- Born: Kakooza Nkuliza Charles Kampala, Uganda
- Years active: 2004–present
- Title: Media personality, media executive

= Kakooza Nkuliza Charles =

Rwandan entrepreneur

Kakooza Nkuliza Charles, professionally known as KNC, is a Rwandan media personality and executive. He is the CEO and founder of Radio 1 Rwanda, TV1 Rwanda, and Gasogi United Football Club.

== Background ==
Charles went to high school at Lycee de Kigali, in around 2000. Later, he took courses on media production in Uganda and then started working as a radio presenter and production manager at Flash FM. In 2006, he moved to a new radio station named City Radio.

== Business career ==
In 2012, Charles started a business selling solar energy equipment before going on to launch Radio 1 Rwanda in the same year. He opened TV1 Rwanda in 2014 and founded Gasogi United in 2016.
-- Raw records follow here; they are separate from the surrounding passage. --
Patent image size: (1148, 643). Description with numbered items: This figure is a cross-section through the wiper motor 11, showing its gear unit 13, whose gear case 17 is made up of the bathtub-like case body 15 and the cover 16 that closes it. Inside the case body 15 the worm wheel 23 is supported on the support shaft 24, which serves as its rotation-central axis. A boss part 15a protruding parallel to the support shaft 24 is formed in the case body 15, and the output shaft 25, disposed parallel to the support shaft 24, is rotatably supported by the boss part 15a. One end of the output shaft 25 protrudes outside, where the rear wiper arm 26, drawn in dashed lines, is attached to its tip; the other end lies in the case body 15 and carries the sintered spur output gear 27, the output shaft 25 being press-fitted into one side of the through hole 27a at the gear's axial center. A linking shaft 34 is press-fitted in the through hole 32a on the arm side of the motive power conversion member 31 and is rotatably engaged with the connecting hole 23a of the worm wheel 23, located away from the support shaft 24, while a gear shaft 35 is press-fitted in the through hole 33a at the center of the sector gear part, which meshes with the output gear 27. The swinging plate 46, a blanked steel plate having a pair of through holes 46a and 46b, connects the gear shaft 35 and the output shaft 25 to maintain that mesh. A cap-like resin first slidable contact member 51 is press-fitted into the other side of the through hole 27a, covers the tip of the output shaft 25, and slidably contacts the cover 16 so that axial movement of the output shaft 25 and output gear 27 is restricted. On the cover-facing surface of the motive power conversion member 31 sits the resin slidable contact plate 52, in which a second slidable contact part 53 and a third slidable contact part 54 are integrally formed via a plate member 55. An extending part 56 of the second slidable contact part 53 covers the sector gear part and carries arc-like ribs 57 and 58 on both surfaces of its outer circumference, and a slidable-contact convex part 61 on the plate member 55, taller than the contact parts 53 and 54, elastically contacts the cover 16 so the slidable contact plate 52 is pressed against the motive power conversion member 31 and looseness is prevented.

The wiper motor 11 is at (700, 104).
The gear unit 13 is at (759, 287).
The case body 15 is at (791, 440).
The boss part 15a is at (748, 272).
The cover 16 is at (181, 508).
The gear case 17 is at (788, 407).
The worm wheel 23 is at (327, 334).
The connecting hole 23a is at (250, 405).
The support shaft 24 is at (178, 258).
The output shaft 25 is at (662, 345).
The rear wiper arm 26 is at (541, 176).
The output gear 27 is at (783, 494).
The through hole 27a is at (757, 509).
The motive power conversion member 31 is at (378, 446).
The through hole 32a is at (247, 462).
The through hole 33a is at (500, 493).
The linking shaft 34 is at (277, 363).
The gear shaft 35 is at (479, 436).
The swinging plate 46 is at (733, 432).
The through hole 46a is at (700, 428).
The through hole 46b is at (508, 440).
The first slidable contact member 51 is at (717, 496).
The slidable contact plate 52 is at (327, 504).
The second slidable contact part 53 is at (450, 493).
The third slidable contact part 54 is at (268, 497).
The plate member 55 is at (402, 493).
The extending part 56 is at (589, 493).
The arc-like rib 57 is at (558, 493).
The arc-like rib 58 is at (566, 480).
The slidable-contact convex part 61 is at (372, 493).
== Entertainment career ==
While Charles worked in CITY Radio, he wrote, edited and presented an audio series called Doctor Runiga. He was also a CEO and producer at A to Z Production. Charles released songs like "Heart Desire" in 2017 and "Impamvu" in 2018, the same year in which he organized and performed "Legend is Alive" in Kigali with Yvonne Chaka Chaka, Alyn Sano, and Bruce Melodie.